Matcha is a ground-up version of green tea leaves that’s a caffeinated alternative to coffee. It has 70 milligrams of caffeine per 8-ounce cup. Coffee has 96 milligrams for the same portion, but matcha drinkers say that their energy is more consistent, with less of a dive after the caffeine effect wears off. By consuming the leaves directly (instead of steeping them in water as you would green tea), you get more nutrients and antioxidants in one punch. At about 10 calories per teaspoon, matcha is a calorie-friendly way to get green tea flavor, and it dissolves easily in milk or water. Instead of trying to find a specialty shop that blends matcha up for you, you can now purchase the green stuff in bottled form at your local grocery store.

Motto Matcha
Premium matcha tea is brewed in small batches for a sparkling take on bottled matcha. The only ingredients? Matcha, honey, organic agave, apple cider vinegar and fresh lemon juice.

Califia Almond Milk Matcha
Dairy-free but still creamy, this almond milk-based matcha drink gets its sweetness from maple syrup. It’s 90 calories per 10.5-ounce serving, so you can drink it straight or stir it into homemade oatmeal.

Teapigs Matcha Super Power Green Tea Drink
Pick from elderflower, grapefruit or apple varieties of this petite portion that looks just like a juice box. Each pack contains one serving of matcha with no added sugar and less than 32 calories per 100 milliliters.

Ito En Teas’ Tea Matcha Green Tea Latte
The largest of the matcha bottles, at 16.9 fluid ounces, this bottled variety from the experts at Ito En is the only one that turns classic matcha into a latte with skim milk powder.

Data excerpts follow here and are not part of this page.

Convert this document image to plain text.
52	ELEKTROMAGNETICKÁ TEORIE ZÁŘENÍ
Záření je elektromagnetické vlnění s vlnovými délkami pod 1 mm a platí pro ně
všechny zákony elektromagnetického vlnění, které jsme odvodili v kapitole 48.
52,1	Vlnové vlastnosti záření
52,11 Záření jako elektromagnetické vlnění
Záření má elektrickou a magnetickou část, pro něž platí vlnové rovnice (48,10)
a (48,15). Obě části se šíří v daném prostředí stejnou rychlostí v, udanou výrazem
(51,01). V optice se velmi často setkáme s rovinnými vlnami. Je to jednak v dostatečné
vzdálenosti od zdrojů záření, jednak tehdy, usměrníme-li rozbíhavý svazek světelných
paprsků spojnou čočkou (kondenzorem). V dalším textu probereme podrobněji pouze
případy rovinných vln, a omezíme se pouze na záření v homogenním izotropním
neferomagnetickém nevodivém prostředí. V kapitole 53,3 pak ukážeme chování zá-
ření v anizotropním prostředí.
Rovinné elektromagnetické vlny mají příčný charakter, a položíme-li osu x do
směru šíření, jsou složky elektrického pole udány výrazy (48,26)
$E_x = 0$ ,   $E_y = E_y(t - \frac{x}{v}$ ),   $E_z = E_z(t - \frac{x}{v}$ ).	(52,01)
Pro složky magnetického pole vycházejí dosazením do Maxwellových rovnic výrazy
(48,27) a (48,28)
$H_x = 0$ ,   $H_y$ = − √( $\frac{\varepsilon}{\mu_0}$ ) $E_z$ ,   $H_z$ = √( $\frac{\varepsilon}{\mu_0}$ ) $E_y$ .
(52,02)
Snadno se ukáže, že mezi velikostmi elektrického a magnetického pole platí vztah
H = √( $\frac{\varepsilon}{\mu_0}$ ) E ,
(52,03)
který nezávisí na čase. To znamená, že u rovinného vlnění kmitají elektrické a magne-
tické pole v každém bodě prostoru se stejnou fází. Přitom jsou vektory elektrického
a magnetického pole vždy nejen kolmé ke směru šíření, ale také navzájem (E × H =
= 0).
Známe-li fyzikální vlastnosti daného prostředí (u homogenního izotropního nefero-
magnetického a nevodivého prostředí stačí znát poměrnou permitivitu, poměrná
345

With only 90 calories per serving, it’s a good option for those who prefer a creamier sip. Turmeric and spirulina extract are also added.

MatchaBar Iced Matcha Tea
Can’t get to the New York home of Matcha Bar? Never fear. The new bottled matcha options come in Original, Fuji Apple Ginger or Peach. Each 14-ounce bottle contains 2 grams of ceremonial-grade matcha and between 35 and 90 calories per serving. This option is for those with a sweet craving, as organic cane sugar is included in the Fuji Apple Ginger ingredients and amber honey is included in the Original.